The Fed initially learned this lesson during the years after the crisis, when it was having trouble keeping the funds rate above zero because the massive amount of excess liquidity in the system was putting downward pressure on money market rates. Treasury bills traded at negative rates periodically in those years.  The Fed addressed this problem by introducing a reverse RP facility to sop up some of that excess liquidity from financial firms, such as money market funds, that could not access the IOER rate.  For years, the reverse RP operations absorbed huge amounts of liquidity, but as the Fed has shrunk the balance sheet, the take-up for this daily operation is now typically just a few billion dollars each day.

This week, for the first time since the crisis, the Fed was forced to conduct repo operations to add cash into the financial system.  As soon as repo rates spiked early in the week, the funds rate traded at the top of the target range and ultimately above it, so the Fed had to provide cash to enforce its target.  Chairman Powell indicated at his press conference on Wednesday that for the foreseeable future, the Fed thinks that ad hoc repo operations along the lines of what we have seen this week should be sufficient to manage the repo rate in order to keep the funds rate near the middle of the target range.

However, there is broad consensus on Wall Street that the Fed will ultimately need to add a standing repo facility to its arsenal, providing a bookend to the reverse RP mechanism.  This would complete the double corridor system and provide the Fed with a full array of tools to enforce upper and lower bounds around both the cost of reserves and the larger and more important repo market.

Punch list

Just to summarize, the Fed’s to-do list to get to where it ultimately needs to be with its operating regime entails some combination of the following three items:

  • IOER rate. There should probably be one more 5 bp tweak to the IOER rate, bringing it in line with the bottom of the funds rate target range, though this step may not prove necessary, depending on how money markets behave.
  • A standing repo facility.

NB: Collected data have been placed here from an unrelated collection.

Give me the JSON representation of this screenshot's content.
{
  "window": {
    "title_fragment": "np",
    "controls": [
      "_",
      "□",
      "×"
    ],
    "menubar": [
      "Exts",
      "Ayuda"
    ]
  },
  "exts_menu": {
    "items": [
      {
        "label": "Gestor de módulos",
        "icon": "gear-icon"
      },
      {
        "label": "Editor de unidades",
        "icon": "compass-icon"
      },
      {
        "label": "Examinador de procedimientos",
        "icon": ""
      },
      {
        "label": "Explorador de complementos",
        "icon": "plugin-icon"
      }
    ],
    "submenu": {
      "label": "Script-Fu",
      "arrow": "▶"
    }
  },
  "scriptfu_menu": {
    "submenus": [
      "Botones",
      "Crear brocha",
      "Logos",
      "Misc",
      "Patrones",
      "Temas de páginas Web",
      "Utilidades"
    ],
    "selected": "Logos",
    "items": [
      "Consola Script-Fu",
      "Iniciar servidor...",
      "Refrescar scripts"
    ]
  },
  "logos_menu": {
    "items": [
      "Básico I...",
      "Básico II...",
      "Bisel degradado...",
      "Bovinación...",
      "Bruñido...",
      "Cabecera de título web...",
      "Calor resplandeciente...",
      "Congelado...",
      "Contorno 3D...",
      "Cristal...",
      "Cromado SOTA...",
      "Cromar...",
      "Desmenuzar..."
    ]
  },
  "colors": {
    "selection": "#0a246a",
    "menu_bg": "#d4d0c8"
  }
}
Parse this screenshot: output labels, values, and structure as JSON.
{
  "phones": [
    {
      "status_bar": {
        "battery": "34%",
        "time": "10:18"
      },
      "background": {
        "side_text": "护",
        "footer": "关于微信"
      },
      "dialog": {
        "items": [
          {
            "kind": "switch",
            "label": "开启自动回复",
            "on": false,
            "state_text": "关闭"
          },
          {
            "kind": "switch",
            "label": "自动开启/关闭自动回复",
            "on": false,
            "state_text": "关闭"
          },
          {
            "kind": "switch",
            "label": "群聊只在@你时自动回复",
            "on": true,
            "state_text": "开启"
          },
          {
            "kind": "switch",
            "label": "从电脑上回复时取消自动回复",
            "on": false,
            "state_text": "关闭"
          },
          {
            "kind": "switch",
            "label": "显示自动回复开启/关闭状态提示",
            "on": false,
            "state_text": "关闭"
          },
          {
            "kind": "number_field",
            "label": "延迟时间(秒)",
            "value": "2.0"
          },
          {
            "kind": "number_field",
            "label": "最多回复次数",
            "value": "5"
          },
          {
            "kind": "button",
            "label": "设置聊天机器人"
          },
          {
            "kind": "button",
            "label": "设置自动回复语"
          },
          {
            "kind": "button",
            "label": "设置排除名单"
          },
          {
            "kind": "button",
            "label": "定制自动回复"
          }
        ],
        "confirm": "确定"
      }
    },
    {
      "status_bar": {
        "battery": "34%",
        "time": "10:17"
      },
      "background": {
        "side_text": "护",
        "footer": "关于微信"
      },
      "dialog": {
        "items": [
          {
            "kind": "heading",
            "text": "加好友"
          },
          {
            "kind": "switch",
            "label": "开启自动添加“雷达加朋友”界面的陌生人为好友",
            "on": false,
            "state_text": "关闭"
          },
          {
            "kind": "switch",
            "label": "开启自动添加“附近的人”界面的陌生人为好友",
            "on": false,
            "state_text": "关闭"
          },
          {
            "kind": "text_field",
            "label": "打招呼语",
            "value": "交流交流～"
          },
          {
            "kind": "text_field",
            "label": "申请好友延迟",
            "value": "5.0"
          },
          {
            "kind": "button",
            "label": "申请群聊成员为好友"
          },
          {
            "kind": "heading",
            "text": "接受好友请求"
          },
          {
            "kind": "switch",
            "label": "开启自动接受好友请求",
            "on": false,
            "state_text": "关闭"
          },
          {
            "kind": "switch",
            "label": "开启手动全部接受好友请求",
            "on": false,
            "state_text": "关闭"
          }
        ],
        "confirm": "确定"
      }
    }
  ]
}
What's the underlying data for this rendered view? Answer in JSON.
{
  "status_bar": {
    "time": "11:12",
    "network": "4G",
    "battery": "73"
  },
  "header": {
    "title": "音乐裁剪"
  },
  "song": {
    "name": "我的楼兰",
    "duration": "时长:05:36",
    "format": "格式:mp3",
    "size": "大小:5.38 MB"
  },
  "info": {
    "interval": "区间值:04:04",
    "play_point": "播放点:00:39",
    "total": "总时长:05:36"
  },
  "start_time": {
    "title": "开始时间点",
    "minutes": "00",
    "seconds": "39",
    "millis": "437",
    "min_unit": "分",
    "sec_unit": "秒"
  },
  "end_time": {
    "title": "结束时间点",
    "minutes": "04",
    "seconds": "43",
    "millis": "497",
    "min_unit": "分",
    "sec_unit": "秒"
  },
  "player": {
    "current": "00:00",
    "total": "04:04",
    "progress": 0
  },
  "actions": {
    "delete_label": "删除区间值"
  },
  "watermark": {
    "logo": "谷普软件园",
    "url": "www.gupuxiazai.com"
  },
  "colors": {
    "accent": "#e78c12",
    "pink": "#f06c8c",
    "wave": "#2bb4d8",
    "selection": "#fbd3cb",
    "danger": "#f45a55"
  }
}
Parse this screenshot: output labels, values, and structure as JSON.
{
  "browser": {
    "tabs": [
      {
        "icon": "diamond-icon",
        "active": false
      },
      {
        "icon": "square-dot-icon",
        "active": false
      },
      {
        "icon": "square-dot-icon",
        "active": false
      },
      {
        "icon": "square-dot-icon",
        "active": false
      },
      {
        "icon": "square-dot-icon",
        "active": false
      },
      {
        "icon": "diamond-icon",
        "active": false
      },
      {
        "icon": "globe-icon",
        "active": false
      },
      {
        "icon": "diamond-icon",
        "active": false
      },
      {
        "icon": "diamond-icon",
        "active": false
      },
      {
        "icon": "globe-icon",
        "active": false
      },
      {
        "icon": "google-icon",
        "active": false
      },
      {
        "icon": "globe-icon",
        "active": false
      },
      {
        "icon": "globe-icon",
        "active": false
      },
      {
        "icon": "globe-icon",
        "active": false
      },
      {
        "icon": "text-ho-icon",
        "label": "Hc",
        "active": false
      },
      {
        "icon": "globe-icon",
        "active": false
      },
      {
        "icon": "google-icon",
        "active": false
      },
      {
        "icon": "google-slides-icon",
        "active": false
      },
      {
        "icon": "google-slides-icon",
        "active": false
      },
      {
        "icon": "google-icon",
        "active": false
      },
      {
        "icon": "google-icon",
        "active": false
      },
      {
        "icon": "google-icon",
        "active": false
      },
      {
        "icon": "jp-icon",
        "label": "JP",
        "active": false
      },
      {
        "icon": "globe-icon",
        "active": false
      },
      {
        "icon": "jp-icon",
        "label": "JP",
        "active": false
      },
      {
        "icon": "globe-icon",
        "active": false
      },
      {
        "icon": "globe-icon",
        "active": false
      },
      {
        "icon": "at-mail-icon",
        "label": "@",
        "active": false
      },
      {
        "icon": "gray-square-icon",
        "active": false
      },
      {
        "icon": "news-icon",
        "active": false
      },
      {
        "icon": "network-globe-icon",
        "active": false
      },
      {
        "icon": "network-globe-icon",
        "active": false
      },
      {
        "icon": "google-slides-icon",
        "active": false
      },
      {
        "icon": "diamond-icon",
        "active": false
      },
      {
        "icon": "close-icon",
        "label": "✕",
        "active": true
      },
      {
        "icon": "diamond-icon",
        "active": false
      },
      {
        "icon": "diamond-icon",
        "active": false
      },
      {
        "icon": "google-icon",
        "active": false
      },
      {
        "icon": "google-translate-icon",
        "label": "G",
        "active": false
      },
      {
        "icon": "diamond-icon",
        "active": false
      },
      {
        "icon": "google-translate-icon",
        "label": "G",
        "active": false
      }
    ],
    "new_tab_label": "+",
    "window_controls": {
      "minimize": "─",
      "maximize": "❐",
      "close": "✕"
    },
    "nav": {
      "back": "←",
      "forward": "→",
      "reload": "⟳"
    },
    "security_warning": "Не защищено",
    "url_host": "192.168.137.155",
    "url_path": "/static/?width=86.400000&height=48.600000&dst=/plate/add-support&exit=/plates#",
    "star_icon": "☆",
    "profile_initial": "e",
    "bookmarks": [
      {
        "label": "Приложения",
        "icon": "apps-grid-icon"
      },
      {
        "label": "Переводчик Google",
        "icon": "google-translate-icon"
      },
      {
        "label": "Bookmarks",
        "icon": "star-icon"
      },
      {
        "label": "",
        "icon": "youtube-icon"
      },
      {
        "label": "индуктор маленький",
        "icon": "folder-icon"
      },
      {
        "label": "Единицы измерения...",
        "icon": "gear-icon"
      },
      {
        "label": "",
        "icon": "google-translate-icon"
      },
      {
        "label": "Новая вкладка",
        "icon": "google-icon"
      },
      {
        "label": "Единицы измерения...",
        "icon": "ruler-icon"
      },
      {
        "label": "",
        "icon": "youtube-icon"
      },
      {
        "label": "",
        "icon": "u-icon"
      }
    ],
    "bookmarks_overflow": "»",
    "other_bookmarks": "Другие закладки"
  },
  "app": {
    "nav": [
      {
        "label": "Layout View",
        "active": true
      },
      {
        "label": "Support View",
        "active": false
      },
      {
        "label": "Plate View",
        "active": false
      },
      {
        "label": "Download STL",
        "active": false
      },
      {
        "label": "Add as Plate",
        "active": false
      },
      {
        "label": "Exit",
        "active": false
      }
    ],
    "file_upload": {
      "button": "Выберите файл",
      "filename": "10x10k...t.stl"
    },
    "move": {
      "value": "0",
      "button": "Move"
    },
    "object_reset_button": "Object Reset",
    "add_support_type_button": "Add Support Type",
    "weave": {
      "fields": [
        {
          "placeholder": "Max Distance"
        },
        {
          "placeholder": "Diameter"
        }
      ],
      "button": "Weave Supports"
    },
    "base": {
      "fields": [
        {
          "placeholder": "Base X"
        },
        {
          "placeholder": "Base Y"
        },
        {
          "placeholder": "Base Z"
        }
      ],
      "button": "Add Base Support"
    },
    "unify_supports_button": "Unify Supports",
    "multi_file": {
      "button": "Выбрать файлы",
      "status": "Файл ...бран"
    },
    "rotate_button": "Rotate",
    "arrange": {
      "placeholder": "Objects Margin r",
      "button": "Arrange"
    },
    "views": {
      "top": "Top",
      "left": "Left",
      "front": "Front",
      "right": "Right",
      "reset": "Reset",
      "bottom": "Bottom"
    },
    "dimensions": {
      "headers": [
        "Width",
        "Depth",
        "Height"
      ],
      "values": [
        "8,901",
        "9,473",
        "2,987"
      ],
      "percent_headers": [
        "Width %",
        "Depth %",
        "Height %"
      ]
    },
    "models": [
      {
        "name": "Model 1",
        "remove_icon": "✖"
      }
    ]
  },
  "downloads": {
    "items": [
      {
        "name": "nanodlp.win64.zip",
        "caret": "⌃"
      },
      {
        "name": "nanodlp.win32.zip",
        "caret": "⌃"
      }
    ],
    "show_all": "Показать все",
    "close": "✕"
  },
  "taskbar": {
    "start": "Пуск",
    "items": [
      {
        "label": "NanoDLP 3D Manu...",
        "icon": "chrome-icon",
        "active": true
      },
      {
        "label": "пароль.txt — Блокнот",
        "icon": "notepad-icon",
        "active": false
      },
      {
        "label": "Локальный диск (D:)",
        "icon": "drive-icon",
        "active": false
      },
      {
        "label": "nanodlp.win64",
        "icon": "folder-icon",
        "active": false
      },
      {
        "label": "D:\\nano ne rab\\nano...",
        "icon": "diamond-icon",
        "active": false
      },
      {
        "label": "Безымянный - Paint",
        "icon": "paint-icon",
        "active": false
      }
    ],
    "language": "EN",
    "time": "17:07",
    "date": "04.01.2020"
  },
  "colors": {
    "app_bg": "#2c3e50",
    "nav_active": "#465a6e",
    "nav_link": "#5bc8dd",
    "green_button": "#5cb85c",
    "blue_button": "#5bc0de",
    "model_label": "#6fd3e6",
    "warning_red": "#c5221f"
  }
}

In theory, the Fed could conduct repo operations on an ad hoc basis, as it did this week, to address occasional upward spikes in repo rates, but a robust operating regime would include a permanent facility that was available every day, even when the take-up is minimal.
  • Balance sheet size. The Fed stopped shrinking the balance sheet as of August.  At this time, the size of the balance sheet is constant, while the composition of assets is gradually shifting, by up to $20 billion per month, from MBS to Treasuries.  Over time, as the size of the economy grows, the amount of currency in circulation increases roughly in line.  With a constant balance sheet, to the extent that the Fed is satisfying a growing demand for cash, excess reserves, the other main piece of the liability side of the Fed’s balance sheet, will decline gradually.  In recent years, currency in circulation has risen by about $100 billion per year, so excess reserves would be falling at that pace.

At some point, the Fed will come to the conclusion that it has cut the level of excess reserves to the right number, the level that satisfies banks’ demand for reserves considering regulatory requirements.  At that time, the Fed will begin to allow the balance sheet to expand again by doing Treasury coupon and bill passes, as it did regularly before the Crisis.  Given that the Fed is already buying Treasury securities to replace its MBS holdings as they roll off, this would be a modest change, adding less than $10 billion per month to the current buying program that began last month.

Some analysts have speculated that the Fed may have already reached that point, as evidenced by the repo spike this week (which suggests tight liquidity).  Fed officials were clearly not quite ready to make that determination this week, but declaring that reserves have reached the “right” number and the subsequent adjustment to the Treasury buying program will be one of the final steps to achieving the “new normal” for the post-crisis operating regime.